A troca da boina era um momento rico de amor, partilhado entre as três
gerações. Induzia o avô e os netos numa relação de cumplicidade onde o mais
velho tolerava com relutância que o despojassem de um adorno acompanhante de um
ano e os mais novos encontravam o motivo para darem abraços e se criar o
momento desconjuntado de afastamento da dureza de alguma hierarquização no seio
familiar e da aproximação por bem.
Não compreendia porque tinha de ser eu a barbear o meu avô quando tinha
filhas e genros. Era-me dada a crueza de um ato que temia por considerar não
estar à altura do feito. E, a possibilidade de cometer um erro ao deslizar a
lâmina pelas rugas era um tormento. Porém a exposição da força humana daquele
rosto à acutilância da lâmina era um voto de confiança, de cumplicidade e de
grandeza para com o primeiro descente homem. A alvura dos seus pêlos escondiam
o tumulto de uma vida na luta pelo legado genético e pela materialização do
conforto deixado por herança como fosse esse o objetivo para esquecer as
agruras e a inexistência de afetos no seu crescimento.
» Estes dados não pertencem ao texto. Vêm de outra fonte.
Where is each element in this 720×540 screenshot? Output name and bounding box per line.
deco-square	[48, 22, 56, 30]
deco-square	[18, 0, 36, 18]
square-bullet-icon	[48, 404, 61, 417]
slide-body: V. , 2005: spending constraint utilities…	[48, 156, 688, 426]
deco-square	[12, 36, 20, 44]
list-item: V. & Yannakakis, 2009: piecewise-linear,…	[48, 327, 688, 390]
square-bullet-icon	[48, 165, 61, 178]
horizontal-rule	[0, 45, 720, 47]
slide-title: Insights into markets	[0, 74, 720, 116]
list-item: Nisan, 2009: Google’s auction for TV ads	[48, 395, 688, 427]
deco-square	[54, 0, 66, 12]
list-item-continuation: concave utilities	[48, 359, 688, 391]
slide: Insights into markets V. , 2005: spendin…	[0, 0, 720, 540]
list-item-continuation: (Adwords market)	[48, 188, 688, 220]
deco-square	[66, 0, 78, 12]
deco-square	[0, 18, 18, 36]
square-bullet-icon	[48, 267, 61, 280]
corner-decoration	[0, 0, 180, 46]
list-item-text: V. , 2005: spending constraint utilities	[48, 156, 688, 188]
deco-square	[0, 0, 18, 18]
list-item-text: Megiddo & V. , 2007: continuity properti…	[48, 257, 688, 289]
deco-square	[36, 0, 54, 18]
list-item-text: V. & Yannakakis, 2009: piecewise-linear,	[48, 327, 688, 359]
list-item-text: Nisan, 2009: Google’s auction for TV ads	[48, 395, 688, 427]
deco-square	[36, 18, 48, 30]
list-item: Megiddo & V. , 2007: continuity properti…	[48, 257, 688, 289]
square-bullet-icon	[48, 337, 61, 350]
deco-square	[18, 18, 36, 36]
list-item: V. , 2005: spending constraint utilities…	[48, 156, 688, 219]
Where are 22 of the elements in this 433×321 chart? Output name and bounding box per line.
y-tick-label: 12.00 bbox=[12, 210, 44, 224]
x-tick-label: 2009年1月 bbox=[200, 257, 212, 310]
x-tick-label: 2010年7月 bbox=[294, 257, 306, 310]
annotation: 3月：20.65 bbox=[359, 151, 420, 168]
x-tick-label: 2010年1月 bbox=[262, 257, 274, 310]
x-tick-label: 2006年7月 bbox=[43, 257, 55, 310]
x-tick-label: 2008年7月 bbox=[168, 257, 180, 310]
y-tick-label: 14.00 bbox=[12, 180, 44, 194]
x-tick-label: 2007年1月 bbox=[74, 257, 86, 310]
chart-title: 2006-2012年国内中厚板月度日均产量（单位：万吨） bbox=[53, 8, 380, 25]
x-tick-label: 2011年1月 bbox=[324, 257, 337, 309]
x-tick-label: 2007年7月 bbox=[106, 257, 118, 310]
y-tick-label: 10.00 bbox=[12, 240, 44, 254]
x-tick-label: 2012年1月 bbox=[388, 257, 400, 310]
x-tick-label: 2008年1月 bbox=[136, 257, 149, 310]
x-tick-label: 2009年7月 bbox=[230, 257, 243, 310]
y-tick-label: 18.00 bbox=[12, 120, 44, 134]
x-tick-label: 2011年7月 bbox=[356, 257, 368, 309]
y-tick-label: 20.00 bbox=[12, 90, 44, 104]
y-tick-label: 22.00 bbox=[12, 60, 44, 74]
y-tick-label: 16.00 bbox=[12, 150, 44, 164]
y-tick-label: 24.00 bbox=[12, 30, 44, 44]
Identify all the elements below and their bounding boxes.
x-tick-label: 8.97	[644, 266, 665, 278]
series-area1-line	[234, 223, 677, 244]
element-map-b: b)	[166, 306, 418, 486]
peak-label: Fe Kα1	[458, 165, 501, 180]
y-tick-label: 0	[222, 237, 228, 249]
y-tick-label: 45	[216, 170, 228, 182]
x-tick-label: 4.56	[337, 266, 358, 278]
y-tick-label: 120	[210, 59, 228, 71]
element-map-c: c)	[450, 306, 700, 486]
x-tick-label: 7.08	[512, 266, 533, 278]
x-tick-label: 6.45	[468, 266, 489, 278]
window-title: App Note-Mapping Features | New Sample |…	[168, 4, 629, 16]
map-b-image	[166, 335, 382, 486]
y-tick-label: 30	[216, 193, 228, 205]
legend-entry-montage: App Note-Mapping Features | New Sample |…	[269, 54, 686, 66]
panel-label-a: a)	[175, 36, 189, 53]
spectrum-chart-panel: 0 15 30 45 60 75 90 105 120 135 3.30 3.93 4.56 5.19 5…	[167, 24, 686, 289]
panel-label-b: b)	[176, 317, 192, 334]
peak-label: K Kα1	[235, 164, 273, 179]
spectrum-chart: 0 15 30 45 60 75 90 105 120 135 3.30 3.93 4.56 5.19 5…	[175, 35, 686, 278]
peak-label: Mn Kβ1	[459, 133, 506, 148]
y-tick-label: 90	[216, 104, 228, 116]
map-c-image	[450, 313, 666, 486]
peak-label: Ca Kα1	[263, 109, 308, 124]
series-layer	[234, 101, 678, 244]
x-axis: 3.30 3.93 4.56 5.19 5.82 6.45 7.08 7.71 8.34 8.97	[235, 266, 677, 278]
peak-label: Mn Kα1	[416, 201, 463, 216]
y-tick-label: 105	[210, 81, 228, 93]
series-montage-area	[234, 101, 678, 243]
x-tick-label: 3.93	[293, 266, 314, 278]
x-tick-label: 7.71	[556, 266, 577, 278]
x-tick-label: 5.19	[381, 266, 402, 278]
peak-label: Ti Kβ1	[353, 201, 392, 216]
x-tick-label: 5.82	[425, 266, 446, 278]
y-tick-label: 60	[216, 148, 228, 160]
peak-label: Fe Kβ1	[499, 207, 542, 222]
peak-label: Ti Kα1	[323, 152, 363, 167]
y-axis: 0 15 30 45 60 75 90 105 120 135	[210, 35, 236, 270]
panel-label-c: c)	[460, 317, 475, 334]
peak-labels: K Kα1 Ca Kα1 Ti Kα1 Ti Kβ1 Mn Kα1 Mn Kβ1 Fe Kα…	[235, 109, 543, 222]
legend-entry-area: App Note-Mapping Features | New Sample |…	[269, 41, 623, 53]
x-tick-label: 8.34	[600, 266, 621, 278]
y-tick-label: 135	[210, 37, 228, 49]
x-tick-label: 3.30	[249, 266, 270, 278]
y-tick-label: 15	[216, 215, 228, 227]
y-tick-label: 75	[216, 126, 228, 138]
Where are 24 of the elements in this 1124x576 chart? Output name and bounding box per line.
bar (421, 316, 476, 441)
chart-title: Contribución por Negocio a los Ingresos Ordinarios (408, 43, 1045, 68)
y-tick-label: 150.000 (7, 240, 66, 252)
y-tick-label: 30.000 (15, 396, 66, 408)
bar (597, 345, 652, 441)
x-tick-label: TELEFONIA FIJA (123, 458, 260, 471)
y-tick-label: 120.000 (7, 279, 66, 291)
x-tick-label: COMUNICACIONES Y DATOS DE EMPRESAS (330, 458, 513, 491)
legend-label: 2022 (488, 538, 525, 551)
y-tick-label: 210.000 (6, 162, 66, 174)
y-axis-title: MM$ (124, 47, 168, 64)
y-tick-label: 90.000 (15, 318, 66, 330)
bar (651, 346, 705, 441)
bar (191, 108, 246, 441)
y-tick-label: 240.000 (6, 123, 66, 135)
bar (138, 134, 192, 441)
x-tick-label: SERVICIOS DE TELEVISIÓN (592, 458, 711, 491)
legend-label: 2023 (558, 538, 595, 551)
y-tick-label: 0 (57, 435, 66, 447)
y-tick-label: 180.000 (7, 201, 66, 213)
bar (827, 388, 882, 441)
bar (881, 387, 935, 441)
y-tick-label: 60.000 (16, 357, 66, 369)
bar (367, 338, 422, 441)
O tormento da fome
transformou-se na alavanca que hoje move os viventes que lhes foram próximos.
Tenho presente a imagem por bastião de um ancião no seu trono de pinheiro.
Agnóstico convicto de que as ditas patranhas da Casa nada valem, se quem as
profere não acreditar que o bem e o mal são a essência da construção humana.
Sentado com o seu manto de tecido turco envolto no pescoço aguarda que a espuma
se misture com os traços desgastados pelos anos da vida imensa em que, a mão
trémula deste neto lhe limpe da face o registo do tempo antigo e lhe possa
trazer por algumas horas o rejuvenescimento desse corpo.
A mão trémula de hoje é de saudade e de incapacidade no preenchimento do
vazio, relembrado inesperadamente pela trivialidade da extração dos pêlos.